O “lugar” assinalado “mobiliza” os elementos presentes e se impõe enquanto fator determinante de apresentação. Esta a razão pela qual “o acontecimento é separado do vazio por si mesmo”, e podemos nomeá-lo como “ultra-uno”. A articulação entre o vazio, o ser, o lugar e o acontecimento emerge.
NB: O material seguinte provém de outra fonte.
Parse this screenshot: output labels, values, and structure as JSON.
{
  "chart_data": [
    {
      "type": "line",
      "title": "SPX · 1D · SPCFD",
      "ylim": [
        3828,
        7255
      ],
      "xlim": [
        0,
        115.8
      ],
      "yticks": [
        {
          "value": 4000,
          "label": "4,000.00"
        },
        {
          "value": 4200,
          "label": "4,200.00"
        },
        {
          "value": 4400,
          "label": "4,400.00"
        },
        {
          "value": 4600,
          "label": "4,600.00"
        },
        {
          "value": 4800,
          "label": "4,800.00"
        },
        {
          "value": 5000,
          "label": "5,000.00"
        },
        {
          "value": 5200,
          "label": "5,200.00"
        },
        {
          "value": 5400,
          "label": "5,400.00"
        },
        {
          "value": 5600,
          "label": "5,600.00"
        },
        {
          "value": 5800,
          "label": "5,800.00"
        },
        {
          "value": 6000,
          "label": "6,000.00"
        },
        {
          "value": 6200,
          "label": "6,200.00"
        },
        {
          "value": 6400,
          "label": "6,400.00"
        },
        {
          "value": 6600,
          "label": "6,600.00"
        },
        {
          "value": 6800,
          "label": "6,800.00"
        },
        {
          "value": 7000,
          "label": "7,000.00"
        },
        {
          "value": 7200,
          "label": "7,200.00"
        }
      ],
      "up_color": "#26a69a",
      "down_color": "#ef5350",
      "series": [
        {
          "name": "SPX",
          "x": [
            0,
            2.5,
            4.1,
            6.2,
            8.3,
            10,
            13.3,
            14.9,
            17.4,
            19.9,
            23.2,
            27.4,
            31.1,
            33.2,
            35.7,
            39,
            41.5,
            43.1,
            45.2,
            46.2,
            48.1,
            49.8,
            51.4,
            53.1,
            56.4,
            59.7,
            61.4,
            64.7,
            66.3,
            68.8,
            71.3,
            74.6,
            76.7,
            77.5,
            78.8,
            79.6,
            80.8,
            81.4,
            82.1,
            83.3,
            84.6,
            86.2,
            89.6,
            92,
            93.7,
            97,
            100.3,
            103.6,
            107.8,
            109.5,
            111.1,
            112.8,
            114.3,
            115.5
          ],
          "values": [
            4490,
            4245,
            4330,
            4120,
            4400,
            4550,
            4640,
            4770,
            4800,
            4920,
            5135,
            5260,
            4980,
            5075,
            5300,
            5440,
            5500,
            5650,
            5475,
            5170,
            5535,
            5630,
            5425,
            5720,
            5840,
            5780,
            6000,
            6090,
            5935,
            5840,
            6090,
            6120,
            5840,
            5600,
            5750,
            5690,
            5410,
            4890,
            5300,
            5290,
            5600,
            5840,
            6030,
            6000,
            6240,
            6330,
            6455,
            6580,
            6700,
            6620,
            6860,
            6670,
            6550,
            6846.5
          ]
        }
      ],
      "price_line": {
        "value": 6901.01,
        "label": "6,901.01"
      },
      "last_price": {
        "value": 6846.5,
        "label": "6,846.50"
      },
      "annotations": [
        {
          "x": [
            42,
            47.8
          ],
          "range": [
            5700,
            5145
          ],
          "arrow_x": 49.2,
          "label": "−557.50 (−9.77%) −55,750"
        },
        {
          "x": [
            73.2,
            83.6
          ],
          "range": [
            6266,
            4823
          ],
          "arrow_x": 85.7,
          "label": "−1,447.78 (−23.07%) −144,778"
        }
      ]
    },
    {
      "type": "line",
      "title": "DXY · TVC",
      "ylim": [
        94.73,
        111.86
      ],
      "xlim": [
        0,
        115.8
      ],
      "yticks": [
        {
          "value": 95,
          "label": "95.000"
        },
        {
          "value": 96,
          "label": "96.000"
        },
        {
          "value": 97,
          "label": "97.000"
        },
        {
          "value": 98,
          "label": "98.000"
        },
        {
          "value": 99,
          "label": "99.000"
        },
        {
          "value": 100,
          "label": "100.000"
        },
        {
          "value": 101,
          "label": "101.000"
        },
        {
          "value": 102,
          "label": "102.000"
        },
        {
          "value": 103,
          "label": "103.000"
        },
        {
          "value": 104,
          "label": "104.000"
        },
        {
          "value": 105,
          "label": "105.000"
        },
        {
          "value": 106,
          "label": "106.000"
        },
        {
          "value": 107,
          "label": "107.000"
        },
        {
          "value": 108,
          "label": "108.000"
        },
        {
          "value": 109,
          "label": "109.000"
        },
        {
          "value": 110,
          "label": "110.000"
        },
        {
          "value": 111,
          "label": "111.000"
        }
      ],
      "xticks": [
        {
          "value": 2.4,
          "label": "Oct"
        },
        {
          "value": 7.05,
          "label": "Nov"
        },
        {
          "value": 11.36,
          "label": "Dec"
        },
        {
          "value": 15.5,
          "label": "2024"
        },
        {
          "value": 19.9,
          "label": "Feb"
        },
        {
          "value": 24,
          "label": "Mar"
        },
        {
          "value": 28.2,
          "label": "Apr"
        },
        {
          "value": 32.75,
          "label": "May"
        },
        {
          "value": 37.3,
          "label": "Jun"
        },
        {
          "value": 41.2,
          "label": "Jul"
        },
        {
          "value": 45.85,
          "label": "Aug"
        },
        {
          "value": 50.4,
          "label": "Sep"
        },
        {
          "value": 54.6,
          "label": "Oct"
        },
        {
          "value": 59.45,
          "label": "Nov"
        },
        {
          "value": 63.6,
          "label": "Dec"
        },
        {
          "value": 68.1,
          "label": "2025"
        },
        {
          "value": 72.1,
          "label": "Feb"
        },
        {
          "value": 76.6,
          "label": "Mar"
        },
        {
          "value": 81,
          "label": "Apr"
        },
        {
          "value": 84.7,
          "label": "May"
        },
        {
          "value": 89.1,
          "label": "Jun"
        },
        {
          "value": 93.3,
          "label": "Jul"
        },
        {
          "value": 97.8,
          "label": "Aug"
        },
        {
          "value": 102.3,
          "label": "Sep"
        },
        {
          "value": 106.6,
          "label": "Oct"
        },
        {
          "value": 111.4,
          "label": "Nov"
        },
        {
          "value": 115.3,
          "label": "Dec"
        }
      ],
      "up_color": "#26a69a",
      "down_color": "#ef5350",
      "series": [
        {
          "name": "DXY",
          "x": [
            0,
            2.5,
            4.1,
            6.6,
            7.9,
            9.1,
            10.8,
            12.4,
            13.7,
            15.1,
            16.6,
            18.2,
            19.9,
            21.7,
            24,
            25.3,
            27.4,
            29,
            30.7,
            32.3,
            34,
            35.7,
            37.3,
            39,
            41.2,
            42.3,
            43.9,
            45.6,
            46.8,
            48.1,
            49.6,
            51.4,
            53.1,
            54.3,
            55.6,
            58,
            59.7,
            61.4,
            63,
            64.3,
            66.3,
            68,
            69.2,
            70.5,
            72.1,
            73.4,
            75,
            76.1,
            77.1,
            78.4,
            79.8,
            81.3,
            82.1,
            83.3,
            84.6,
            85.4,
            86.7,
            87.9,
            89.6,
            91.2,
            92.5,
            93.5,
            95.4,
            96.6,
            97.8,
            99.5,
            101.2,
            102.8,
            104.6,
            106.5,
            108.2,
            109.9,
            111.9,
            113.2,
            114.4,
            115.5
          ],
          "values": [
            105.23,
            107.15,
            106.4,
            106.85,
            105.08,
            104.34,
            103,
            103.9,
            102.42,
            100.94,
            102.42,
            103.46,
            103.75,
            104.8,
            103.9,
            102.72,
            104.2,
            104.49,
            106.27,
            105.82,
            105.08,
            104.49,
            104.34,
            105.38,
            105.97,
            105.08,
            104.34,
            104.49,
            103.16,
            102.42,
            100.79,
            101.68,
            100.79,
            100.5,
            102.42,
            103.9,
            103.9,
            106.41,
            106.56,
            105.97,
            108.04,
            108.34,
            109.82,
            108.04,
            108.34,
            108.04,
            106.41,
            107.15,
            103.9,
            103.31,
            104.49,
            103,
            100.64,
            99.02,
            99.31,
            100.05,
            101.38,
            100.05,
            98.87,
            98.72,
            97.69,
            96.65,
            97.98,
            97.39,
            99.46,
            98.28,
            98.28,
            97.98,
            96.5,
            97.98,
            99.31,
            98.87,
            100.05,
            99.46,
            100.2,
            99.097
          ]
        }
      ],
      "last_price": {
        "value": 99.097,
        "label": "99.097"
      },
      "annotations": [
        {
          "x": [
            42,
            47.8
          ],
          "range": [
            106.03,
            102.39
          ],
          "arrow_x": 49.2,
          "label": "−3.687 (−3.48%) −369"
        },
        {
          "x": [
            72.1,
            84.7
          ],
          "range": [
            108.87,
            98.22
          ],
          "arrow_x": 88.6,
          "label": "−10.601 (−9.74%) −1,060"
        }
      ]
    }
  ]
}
Conceitualmente, basta se debruçar sobre o pertencimento à situação estabelecida como a “interposição dele mesmo [do acontecimento] entre o vazio e si próprio”. O acontecimento enquanto “ultra-uno” aparece sob o signo do “dois”, posto que ele é tanto a situação quanto a disputa com o vazio – do embate entre a consistência e a inconsistência surgem novas visibilidades. Numa outra hipótese, onde o acontecimento não mobiliza as forças disponíveis, temos tão somente o vazio que faz apelo à mobilização22 – de onde a evocação dos versos de Mallarmé: “Nada terá lugar [acontecerá] que não o lugar”23. O lugar é necessário, mas não suficiente, ao desenrolar do acontecimento. O site événementiel, ou sítio/lugar de acontecimento/acontecimental, permanece um mudo depositário da memória, da qual se servirá a enquete militante. Seus elementos não compõem a situação presente, mas sua mera presença se encontra “à beira do vazio”. Nem toda situação produz acontecimento – mas todo acontecimento emerge de uma situação histórica24.

Fiel a uma tradição política marxista que se subtrai ao Estado e não recua diante de mecanismos de dominação, a visada badiousiana

21 BALIBAR, Étienne. “Histoire de la vérité - Alain Badiou dans la Philosophie Française” in Alain Badiou – Penser le Multiple. Textos reunidos e editados por Charles Ramond – Actes du Colloque de Bordeaux, 21-21 outubro de 1999. Paris: L’Harmattan, 2002, p.508-9 e 514.

22 BADIOU, Alain. L’Être et l’Événement. op. cit., p. 207-8.23 MALLARME, Stéphane. Œuvres. Paris: Gallimard/ La Pléiade, 1998, p. 365.24 BADIOU, Alain. Être et Événement, op. cit., p. 199-205.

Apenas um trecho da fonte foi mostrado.